Beste heer Teirlinck,
Ik breng u graag een verhaaltje door de ruit:
Het is een zonnige dag en door het raam van zijn woonkamer kan Alex de wind als een volleerde ballerina zien dansen doorheen de graanvelden. Niets kan doen vermoeden dat vandaag ‘zo’ een dag zou worden.
Het geritsel van het blauwe rizlablaadje dat zich vult met tabak, zich vakkundig tot volwaardige sigaret laat begeleiden en dan nietsvermoedend het hoofd laat afbranden doorbreekt de stilte.
“Wat in hemelsnaam doe ik hier?” denkt hij terwijl hij de askegel die zich vormde voorzichtig balanceert naar het lege blikje carapils, dat duidelijk wel vaker als asbak wordt gebruikt, naast zich op de zetel.
“Is dit de plek waar een irritante klootzak als ikzelf de rest van zijn dagen moet slijten?” De laatste echo van zijn woorden ketsen nog links en rechts door zijn hoofd als plots de deurbel hem uit zijn trance haalt.
Zeer moeizaam stelt Alex zich recht terwijl de kamer zich vult met het knarsen van oude gewrichten.
Met geïrriteerde tred sloft Alex naar de deur. Blijft staan. Haalt diep adem en spreekt “Wie is daar?” terwijl hij door het piepgaatje in de deur kijkt om zo te zien wie er staat.
Voor de deur staat een man, ergens achteraan in de dertig, gekleed in een strak wit designer pak die zijn ongeduldige blik deelt tussen de gouden Rolex rond zijn pols en de voordeur, en opeens een cynische “Het is je eigen zoon. Eikel!” braakt vanonder zijn Clark Gable-snor en terwijl de deur laat voelen wie de baas is.
Een koude rilling kruipt langzaam over de ruggengraat van Alex naar boven.
“Fuck!” denkt hij, “Die eikel weer.”.
Met veel moeite kan hij van tussen zijn tanden een redelijk gecontroleerde “Wat wil je?” uitspuwen. “Jou in een graf! Maar met 15.000 euro kom je er nu ook al vanaf!” de zoon schiet in een bulderlach “Hahahaha! Dat rijmt!
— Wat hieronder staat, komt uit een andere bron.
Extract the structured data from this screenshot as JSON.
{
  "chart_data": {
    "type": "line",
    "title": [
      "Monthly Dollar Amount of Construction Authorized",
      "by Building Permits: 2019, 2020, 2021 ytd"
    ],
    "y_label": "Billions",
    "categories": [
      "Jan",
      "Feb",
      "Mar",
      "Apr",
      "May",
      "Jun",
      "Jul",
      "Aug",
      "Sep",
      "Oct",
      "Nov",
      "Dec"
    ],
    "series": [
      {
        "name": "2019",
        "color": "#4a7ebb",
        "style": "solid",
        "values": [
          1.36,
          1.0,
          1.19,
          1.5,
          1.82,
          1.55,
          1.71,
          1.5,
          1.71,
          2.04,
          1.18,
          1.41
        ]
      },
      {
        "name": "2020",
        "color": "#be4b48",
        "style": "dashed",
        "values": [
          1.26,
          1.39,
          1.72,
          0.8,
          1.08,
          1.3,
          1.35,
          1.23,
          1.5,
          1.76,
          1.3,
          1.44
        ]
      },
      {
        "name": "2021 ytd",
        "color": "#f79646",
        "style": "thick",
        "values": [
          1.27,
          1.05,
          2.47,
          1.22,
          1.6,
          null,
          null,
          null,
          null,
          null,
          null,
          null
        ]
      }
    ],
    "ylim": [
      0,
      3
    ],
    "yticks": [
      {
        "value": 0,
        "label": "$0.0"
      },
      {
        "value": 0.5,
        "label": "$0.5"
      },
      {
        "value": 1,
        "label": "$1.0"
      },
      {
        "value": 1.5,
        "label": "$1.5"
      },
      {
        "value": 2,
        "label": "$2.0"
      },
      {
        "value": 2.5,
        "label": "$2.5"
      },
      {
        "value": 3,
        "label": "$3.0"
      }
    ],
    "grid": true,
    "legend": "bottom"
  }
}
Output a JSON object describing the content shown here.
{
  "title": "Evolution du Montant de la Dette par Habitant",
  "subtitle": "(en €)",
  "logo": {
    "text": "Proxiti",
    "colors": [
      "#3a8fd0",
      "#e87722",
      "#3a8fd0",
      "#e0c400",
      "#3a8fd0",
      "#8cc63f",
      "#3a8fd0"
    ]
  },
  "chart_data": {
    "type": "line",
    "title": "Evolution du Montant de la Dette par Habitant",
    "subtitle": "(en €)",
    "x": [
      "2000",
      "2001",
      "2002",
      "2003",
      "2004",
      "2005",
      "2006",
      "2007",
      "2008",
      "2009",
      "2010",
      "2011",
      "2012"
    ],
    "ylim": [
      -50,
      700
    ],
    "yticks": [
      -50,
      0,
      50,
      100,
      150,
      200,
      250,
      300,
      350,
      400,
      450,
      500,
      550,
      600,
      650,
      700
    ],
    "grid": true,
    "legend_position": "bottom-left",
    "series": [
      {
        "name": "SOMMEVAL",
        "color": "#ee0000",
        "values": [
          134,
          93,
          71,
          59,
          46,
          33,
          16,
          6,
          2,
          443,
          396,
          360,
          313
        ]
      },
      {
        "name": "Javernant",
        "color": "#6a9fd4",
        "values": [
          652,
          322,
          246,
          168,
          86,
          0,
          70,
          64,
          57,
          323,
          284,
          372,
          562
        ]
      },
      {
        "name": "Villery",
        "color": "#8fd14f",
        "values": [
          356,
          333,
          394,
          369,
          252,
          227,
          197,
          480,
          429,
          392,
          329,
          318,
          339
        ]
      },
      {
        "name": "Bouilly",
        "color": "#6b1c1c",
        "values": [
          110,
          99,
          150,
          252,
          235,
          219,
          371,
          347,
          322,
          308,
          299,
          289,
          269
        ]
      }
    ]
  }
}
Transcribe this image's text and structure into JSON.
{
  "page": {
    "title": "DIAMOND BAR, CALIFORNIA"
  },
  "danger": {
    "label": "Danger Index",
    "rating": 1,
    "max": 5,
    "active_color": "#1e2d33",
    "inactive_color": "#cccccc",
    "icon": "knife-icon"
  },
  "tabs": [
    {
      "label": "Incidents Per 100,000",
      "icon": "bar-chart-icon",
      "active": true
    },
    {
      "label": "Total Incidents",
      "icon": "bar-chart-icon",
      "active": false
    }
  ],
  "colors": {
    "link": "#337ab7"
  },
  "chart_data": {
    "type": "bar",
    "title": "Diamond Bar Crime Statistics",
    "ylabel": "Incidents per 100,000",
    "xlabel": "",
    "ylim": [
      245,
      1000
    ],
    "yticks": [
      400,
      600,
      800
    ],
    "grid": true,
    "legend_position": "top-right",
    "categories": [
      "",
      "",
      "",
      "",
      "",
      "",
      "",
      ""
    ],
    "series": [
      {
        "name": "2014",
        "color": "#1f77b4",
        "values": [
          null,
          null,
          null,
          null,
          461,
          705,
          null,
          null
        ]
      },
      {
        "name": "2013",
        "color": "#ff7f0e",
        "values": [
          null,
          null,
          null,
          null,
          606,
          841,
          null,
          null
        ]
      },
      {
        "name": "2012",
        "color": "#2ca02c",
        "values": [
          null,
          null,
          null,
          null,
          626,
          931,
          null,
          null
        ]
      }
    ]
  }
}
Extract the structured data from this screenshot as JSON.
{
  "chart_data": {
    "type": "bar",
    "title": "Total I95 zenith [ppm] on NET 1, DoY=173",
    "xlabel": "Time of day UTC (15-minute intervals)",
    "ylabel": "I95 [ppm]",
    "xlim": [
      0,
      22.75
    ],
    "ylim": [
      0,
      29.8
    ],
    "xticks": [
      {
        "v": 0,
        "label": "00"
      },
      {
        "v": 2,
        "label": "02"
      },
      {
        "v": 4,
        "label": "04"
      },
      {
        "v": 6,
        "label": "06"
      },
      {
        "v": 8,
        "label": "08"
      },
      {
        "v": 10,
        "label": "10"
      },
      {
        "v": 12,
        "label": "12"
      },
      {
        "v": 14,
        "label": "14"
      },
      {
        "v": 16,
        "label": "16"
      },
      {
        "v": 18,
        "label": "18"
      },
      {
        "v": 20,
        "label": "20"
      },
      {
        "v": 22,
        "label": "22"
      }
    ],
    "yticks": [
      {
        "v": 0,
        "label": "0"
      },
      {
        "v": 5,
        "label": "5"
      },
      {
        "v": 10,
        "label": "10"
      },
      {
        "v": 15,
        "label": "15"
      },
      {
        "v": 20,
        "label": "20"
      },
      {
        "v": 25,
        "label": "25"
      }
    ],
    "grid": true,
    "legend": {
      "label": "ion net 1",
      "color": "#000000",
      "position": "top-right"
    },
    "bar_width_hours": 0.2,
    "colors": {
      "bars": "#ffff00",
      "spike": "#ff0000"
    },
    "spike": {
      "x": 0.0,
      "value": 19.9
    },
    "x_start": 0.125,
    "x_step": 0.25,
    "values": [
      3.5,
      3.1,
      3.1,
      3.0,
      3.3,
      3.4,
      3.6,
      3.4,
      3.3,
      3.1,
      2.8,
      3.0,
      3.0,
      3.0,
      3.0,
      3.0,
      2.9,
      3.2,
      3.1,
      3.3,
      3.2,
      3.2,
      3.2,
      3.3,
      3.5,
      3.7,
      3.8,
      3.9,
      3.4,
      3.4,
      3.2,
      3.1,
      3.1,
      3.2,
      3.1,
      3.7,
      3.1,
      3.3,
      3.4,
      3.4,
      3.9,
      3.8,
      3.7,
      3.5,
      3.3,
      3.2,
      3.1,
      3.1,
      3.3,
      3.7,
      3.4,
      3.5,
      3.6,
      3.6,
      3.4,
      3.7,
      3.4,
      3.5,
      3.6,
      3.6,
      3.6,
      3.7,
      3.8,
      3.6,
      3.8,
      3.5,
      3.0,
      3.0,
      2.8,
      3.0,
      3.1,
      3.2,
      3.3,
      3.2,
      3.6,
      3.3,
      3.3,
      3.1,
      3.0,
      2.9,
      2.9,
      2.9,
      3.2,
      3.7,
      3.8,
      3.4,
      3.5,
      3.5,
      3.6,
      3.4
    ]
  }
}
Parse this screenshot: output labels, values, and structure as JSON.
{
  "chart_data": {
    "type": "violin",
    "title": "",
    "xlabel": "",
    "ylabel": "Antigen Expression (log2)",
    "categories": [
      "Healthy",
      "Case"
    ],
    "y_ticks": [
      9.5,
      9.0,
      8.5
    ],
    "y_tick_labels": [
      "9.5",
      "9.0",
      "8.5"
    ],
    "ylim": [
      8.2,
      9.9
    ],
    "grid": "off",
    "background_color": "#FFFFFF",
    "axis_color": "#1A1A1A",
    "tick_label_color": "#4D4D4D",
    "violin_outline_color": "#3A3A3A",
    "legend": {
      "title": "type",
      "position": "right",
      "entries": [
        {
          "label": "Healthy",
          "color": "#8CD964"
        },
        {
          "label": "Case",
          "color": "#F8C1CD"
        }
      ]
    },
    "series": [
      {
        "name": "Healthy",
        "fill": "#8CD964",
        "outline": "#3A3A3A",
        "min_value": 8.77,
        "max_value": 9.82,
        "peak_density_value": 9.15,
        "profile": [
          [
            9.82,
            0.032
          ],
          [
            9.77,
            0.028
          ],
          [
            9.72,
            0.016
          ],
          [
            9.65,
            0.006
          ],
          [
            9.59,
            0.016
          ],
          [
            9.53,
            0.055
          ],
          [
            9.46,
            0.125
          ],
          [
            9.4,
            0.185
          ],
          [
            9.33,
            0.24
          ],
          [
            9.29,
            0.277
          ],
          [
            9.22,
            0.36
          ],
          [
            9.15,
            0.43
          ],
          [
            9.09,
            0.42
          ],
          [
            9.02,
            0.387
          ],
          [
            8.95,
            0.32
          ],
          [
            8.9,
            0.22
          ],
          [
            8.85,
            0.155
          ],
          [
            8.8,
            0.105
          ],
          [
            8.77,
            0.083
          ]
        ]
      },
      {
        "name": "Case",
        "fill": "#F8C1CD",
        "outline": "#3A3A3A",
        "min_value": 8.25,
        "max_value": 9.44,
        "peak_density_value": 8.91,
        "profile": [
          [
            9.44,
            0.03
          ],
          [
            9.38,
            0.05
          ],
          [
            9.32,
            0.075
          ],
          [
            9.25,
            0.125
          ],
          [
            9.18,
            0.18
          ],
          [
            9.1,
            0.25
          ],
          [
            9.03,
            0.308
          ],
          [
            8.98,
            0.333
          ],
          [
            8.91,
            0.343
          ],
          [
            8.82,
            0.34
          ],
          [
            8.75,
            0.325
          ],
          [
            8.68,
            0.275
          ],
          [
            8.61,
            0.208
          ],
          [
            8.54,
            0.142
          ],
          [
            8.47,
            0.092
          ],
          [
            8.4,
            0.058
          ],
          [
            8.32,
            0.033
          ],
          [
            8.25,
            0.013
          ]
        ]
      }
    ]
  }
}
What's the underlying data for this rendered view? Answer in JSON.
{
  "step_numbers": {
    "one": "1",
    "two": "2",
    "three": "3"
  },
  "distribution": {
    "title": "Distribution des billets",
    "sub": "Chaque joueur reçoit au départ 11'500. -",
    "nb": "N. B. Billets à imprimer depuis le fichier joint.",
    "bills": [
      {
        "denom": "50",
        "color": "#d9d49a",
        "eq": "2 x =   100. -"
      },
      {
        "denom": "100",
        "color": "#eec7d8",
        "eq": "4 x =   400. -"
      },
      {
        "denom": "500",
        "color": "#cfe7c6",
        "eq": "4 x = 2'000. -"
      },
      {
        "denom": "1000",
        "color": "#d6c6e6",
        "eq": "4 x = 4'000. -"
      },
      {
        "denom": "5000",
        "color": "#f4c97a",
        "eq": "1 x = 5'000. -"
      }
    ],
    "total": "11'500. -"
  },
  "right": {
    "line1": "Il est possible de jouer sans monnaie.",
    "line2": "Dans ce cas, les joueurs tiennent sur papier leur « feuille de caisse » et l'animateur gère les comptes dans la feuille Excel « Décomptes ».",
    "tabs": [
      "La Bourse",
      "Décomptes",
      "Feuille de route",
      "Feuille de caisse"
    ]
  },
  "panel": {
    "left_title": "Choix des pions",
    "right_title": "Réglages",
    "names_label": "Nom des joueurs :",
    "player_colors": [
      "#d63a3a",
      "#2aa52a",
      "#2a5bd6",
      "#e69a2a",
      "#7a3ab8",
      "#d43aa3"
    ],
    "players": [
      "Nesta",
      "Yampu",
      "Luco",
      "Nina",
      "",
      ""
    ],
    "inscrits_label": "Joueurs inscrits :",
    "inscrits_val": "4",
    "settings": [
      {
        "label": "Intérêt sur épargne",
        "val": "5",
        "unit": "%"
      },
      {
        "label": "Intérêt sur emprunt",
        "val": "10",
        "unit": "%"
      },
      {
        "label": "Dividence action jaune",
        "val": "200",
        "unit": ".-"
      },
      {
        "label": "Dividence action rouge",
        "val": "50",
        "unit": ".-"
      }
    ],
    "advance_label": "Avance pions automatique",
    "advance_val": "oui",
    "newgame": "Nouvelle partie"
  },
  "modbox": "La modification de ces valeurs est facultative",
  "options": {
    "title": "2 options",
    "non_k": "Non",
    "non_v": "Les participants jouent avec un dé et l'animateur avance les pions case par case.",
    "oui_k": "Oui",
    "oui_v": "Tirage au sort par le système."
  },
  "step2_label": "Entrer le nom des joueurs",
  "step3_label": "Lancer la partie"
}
Graf, vanaf!”, droogt de traan die hij kreeg van het lachen en waande zich even Ronaldinho terwijl hij de deur opnieuw een overweldigende trap geeft.
“Ik heb zoveel niet” roept Alex die nog steeds de deur niet had opengemaakt, “En dat weet je!”.
De zoon buiten trekt wit weg van woede, waardoor hij opeens assorti was met zijn pak, grijpt de baseballknuppel die tot dan tegen de voordeur rustte en slaagt als een wilde gek om zich heen. “Gierige klootzak!” schreeuwt hij terwijl hij de brievenbus van een eigen artistieke interpretatie voorziet.
“Hier heb je het laatste nog niet van gehoord, senielen aap!” Ondertussen gooit hij de baseballknuppel naar de nog steeds gesloten deur en kruipt terug in zijn Lotus Elise. Met gierende banden en een gigantische stofwolk vertrekt de wagen.
“Ik hoop dat je tegen een boom rijdt” mompelt Alex tegen zichzelf en slentert terug naar zijn natuurlijke habitat, de zetel. Vanuit zijn troon heeft Alex een prachtig zicht op de stofwolk die zich met hoge snelheid doorheen de zandwegel manoeuvreert.
Een lichte grijns vormt zich als hij in de weide naast de wegel ziet hoe het boerenpaard op hol slaat en als een dolle stier richting de wagen stuift. Net toen het majestueuze beest de zandwegel oversteekt krijgt zoonlief, voor zover hij daartoe nog in staat was tenminste, een helder moment en gaat vol op de rem staan. Dat helder moment kan niet tegenhouden dat het boerenpaard met een luide, doffe knal een plek maakt vooraan in de wagen en zich als een deken hult rond de bestuurder.
Oog in oog volgen ze elkaars doodstrijd. Alex, die alles ziet gebeuren, stelt zich recht, baant zich een weg doorheen de rommel naar de keuken en haalt een koud blikje carapils uit de ijskast.
Drinkt met volle teugen het blik in één beweging uit, neemt een nieuw blik en plaatst zich terug in de zetel om zijn eigen persoonlijke soap, waarvan hij net de laatste stofjes zag neerdalen, te aanschouwen.
“Happy ends.” denkt hij.
En hij rolde nog een sigaret.
“Here’s to you motherfucker!”
Eenzaamheid en isolatie doen soms rare dingen met een mens.
Geniet daar nog van het zicht door de raam.